Ok. So it’s somewhere in the middle of the sex and the not sleeping and the bleariness. I get up to pee. Standing in the doorway between the bed and the toilet is Monster the 30 pound predator. I have to step over this enormous cat. He is clearly not having it. He is a step away from bristling and hissing. I am naked. I have to make a decision about my dangly cat-toy-ish bits which may or may not entice Monster the 30 pound predator and his claws. I survive the passage. I come back to bed. There is Kris. Mousy. Trying to smile. Trying to get over her shyness. Trying to put on a show, get out past her usual desolation … or at least put on a funny front where we can join, meet each other in mutual darkness.
Just got back from a 5 1/2 hour interruption. Just in time for the family down the beach that likes having babies, playing shitty music, and grilling. Grilling. A verb. At 12:30 Andy got his drone going and we shot some mangrove stuff. The roots that come up, out of the sand or the mud. Like a small field of them. Oh God… the wind has started. It’s so good. It feels so good.

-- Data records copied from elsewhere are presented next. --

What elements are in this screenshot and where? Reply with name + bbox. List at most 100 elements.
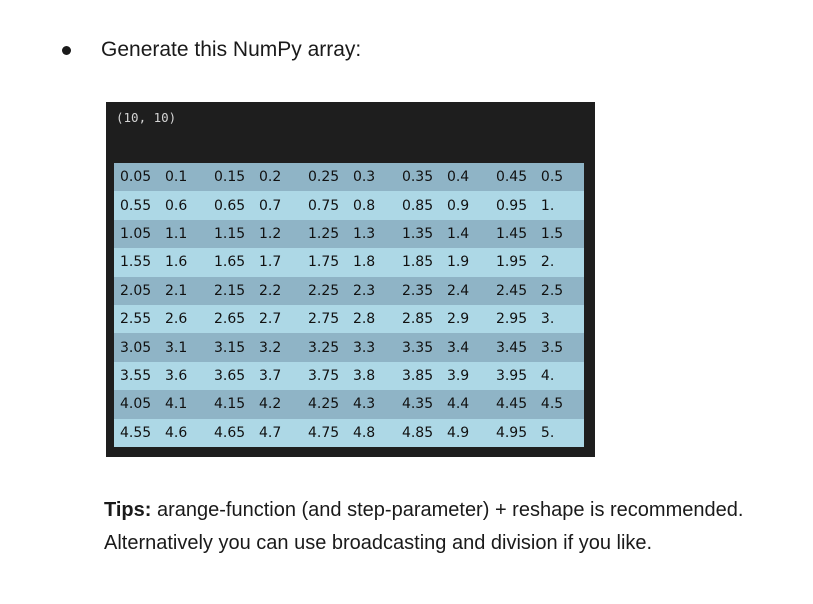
array-row: 4.05 4.1 4.15 4.2 4.25 4.3 4.35 4.4 4.45 4.5 <box>114 390 584 419</box>
array-cell: 2.3 <box>352 276 396 305</box>
array-cell: 0.85 <box>395 191 447 220</box>
instruction-bullet: Generate this NumPy array: <box>62 38 361 62</box>
array-cell: 4.3 <box>352 390 396 419</box>
array-cell: 1.7 <box>258 248 302 277</box>
array-cell: 2.25 <box>301 276 353 305</box>
array-cell: 1.85 <box>395 248 447 277</box>
array-cell: 2.1 <box>164 276 208 305</box>
array-cell: 3. <box>540 304 584 334</box>
array-cell: 1.4 <box>446 219 490 249</box>
array-cell: 2. <box>540 248 584 277</box>
array-row: 1.55 1.6 1.65 1.7 1.75 1.8 1.85 1.9 1.95 2. <box>114 248 584 277</box>
array-cell: 3.7 <box>258 361 302 391</box>
array-cell: 3.55 <box>114 361 165 391</box>
array-cell: 1. <box>540 191 584 220</box>
array-cell: 4.95 <box>489 418 541 447</box>
array-cell: 4.4 <box>446 390 490 419</box>
array-cell: 3.9 <box>446 361 490 391</box>
array-cell: 2.95 <box>489 304 541 334</box>
array-cell: 2.65 <box>207 304 259 334</box>
array-cell: 2.7 <box>258 304 302 334</box>
array-row: 3.05 3.1 3.15 3.2 3.25 3.3 3.35 3.4 3.45 3.5 <box>114 333 584 362</box>
array-cell: 0.95 <box>489 191 541 220</box>
array-cell: 0.6 <box>164 191 208 220</box>
array-cell: 2.4 <box>446 276 490 305</box>
array-cell: 0.3 <box>352 163 396 192</box>
array-cell: 4.7 <box>258 418 302 447</box>
array-cell: 2.2 <box>258 276 302 305</box>
array-cell: 4.1 <box>164 390 208 419</box>
array-row: 3.55 3.6 3.65 3.7 3.75 3.8 3.85 3.9 3.95 4. <box>114 361 584 391</box>
array-cell: 0.65 <box>207 191 259 220</box>
array-shape-text: (10, 10) <box>116 110 177 125</box>
array-cell: 1.1 <box>164 219 208 249</box>
array-cell: 1.55 <box>114 248 165 277</box>
bullet-dot-icon <box>62 45 71 55</box>
array-cell: 0.05 <box>114 163 165 192</box>
array-cell: 4.55 <box>114 418 165 447</box>
array-cell: 3.75 <box>301 361 353 391</box>
array-cell: 1.65 <box>207 248 259 277</box>
array-cell: 1.95 <box>489 248 541 277</box>
array-cell: 4.8 <box>352 418 396 447</box>
array-cell: 1.05 <box>114 219 165 249</box>
array-cell: 4.2 <box>258 390 302 419</box>
array-cell: 2.15 <box>207 276 259 305</box>
array-cell: 0.8 <box>352 191 396 220</box>
array-cell: 1.45 <box>489 219 541 249</box>
array-cell: 2.6 <box>164 304 208 334</box>
array-cell: 4.5 <box>540 390 584 419</box>
array-cell: 2.55 <box>114 304 165 334</box>
array-row: 4.55 4.6 4.65 4.7 4.75 4.8 4.85 4.9 4.95 5. <box>114 418 584 447</box>
array-cell: 4.05 <box>114 390 165 419</box>
array-cell: 1.15 <box>207 219 259 249</box>
array-cell: 0.9 <box>446 191 490 220</box>
array-cell: 3.65 <box>207 361 259 391</box>
array-cell: 1.2 <box>258 219 302 249</box>
array-cell: 4.45 <box>489 390 541 419</box>
array-cell: 0.7 <box>258 191 302 220</box>
array-cell: 4.75 <box>301 418 353 447</box>
array-cell: 2.85 <box>395 304 447 334</box>
array-table: 0.05 0.1 0.15 0.2 0.25 0.3 0.35 0.4 0.45 0.5 0.55 0… <box>114 163 584 447</box>
array-cell: 2.8 <box>352 304 396 334</box>
array-cell: 3.85 <box>395 361 447 391</box>
array-cell: 0.4 <box>446 163 490 192</box>
array-cell: 0.75 <box>301 191 353 220</box>
array-cell: 3.45 <box>489 333 541 362</box>
array-cell: 2.75 <box>301 304 353 334</box>
array-cell: 1.35 <box>395 219 447 249</box>
array-cell: 5. <box>540 418 584 447</box>
array-cell: 0.15 <box>207 163 259 192</box>
array-cell: 1.25 <box>301 219 353 249</box>
array-cell: 4. <box>540 361 584 391</box>
array-row: 1.05 1.1 1.15 1.2 1.25 1.3 1.35 1.4 1.45 1.5 <box>114 219 584 249</box>
array-cell: 1.6 <box>164 248 208 277</box>
array-cell: 3.95 <box>489 361 541 391</box>
array-row: 0.05 0.1 0.15 0.2 0.25 0.3 0.35 0.4 0.45 0.5 <box>114 163 584 192</box>
array-cell: 3.4 <box>446 333 490 362</box>
array-cell: 3.2 <box>258 333 302 362</box>
array-cell: 3.15 <box>207 333 259 362</box>
array-output-box: (10, 10) 0.05 0.1 0.15 0.2 0.25 0.3 0.35 0.4 0.4… <box>106 102 595 457</box>
array-row: 2.05 2.1 2.15 2.2 2.25 2.3 2.35 2.4 2.45 2.5 <box>114 276 584 305</box>
array-cell: 0.5 <box>540 163 584 192</box>
array-cell: 3.25 <box>301 333 353 362</box>
array-cell: 4.25 <box>301 390 353 419</box>
array-cell: 3.05 <box>114 333 165 362</box>
array-row: 2.55 2.6 2.65 2.7 2.75 2.8 2.85 2.9 2.95 3. <box>114 304 584 334</box>
array-cell: 1.3 <box>352 219 396 249</box>
array-cell: 1.9 <box>446 248 490 277</box>
array-cell: 1.5 <box>540 219 584 249</box>
array-cell: 0.1 <box>164 163 208 192</box>
array-cell: 4.6 <box>164 418 208 447</box>
array-cell: 3.8 <box>352 361 396 391</box>
array-cell: 3.3 <box>352 333 396 362</box>
array-cell: 1.8 <box>352 248 396 277</box>
array-cell: 2.5 <box>540 276 584 305</box>
array-cell: 4.15 <box>207 390 259 419</box>
tips-text: arange-function (and step-parameter) + r… <box>104 499 744 554</box>
array-cell: 2.45 <box>489 276 541 305</box>
array-cell: 2.05 <box>114 276 165 305</box>
array-row: 0.55 0.6 0.65 0.7 0.75 0.8 0.85 0.9 0.95 1. <box>114 191 584 220</box>
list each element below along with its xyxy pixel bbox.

The first morning when I woke up early here, I lay out on the porch, in the dark, 5 AM. And the wind was up. And it’s warm. It’s not hot outside at night, but it’s not cool. But the breeze comes in. And it’s all over your body, very gentle. And for a little while, with the cicadas, very slow dawn, the herons walking on the beach in silhouette –an emergent quality–the breeze, the perfect wind on me–the world as a lover. Yes yes yes–it can smack you down too. So can a lover. But this felt so nice. So soothing and perfect. It was a very hot day with sun – so even hotter. So the wind, now, quiet, on the porch with Turtle the forgiving kitten– Ah. So nice.